基质金属蛋白酶2(MMP - 2)缺乏会导致一种复杂综合征,其特征为多中心骨质溶解、结节病和关节病(MONA),以及心脏瓣膜缺陷、侏儒症和多毛症。MMP - 2缺陷小鼠是这种罕见的儿童多系统综合征的模型,但其表型仍未完全明确。在此,我们通过比较小鼠和人类体内细胞因子和趋化因子、可溶性细胞因子受体、血管生成因子、骨骼发育因子、载脂蛋白和激素的水平,扩展了对MMP - 2缺乏表型特征的认识。对一名8岁男性进行了初步筛查,该男性在基因中存在先前未报道的缺失突变c1294delC(Arg432fs),并被诊断为MONA。与未受影响的对照相比,在分析的81种血清生物分子中,11种上调(>4倍),2种下调(>4倍),68种保持不变。
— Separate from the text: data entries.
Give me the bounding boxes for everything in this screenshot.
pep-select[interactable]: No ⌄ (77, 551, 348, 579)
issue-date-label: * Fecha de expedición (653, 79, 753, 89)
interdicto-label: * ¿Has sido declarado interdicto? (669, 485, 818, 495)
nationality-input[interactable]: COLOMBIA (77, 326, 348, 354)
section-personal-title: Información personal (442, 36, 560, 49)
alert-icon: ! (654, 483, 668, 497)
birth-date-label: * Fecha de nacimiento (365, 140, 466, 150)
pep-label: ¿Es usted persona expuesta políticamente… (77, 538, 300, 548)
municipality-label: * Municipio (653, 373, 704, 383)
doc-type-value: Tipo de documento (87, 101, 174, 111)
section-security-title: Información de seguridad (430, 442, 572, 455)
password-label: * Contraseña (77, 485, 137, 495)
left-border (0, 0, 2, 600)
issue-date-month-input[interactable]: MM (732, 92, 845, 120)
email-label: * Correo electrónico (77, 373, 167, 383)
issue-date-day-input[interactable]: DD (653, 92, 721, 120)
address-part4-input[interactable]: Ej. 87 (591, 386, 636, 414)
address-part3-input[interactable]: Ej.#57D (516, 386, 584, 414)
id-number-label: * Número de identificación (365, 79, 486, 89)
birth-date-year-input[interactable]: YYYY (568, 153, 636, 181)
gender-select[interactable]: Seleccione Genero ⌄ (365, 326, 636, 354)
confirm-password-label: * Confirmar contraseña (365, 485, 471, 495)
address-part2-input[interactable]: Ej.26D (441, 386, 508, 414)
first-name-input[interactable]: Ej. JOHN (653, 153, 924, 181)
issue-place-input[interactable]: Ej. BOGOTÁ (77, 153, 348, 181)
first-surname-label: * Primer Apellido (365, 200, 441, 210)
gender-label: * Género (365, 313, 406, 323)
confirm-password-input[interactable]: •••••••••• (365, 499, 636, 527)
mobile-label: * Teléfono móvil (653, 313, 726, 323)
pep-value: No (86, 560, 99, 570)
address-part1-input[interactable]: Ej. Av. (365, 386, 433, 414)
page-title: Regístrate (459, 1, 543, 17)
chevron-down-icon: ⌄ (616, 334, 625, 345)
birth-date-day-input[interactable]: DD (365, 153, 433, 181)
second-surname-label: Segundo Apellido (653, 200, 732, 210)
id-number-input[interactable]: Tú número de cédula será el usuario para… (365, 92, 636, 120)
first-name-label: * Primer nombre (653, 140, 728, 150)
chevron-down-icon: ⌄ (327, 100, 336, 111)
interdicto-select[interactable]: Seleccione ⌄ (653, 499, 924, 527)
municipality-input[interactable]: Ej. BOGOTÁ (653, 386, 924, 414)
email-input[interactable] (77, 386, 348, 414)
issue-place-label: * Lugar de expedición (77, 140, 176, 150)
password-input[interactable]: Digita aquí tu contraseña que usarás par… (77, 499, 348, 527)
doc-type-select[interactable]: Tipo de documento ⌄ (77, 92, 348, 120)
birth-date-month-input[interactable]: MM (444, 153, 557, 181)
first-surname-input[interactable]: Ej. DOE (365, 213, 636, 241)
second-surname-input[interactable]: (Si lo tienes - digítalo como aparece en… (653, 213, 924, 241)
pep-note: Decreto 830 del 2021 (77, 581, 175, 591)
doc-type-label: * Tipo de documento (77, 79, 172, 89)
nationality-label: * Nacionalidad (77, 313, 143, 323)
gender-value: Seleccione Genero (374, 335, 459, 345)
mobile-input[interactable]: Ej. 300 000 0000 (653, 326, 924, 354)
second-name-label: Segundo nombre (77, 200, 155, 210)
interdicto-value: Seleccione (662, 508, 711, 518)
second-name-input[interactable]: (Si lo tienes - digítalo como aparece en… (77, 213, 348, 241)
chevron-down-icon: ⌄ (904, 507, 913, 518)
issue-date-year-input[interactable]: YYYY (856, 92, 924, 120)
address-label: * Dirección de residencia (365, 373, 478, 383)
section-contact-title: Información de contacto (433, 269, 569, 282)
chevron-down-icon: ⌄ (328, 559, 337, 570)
具体而言,该患者中嗜酸性粒细胞趋化因子、粒细胞 - 巨噬细胞集落刺激因子、巨噬细胞集落刺激因子、生长调节致癌基因α、巨噬细胞来源的趋化因子、白细胞介素 - 1β、白细胞介素 - 7、白细胞介素 - 12p40、巨噬细胞炎性蛋白 - 1α、巨噬细胞炎性蛋白 - 1β和γ干扰素诱导单核细胞趋化因子上调,而表皮生长因子(EGF)和促肾上腺皮质激素下调。对另外5名MMP - 2缺陷患者的后续分析证实了嗜酸性粒细胞趋化因子、白细胞介素 - 7、白细胞介素 - 12p40和巨噬细胞炎性蛋白 - 1α的上调以及EGF的下调。为了确定这些改变是否为MMP - 2缺乏的表型特征,我们进一步研究了小鼠。在小鼠血浆中检测的32种细胞因子中,嗜酸性粒细胞趋化因子、白细胞介素 - 1β、巨噬细胞炎性蛋白 - 1α和γ干扰素诱导单核细胞趋化因子在MMP - 2缺陷小鼠以及患者中均普遍上调。此外,具有生物活性的皮质醇(一种加剧骨质疏松的因子)在MMP - 2缺陷小鼠和患者中也升高。在我们已确定的MMP - 2缺乏时失调的因子中,许多是破骨细胞生成相关的,可能导致MONA中的骨骼疾病。这些新的分子表型特征值得在未来旨在了解儿童MMP - 2缺乏引发的病理机制的研究中作为靶点。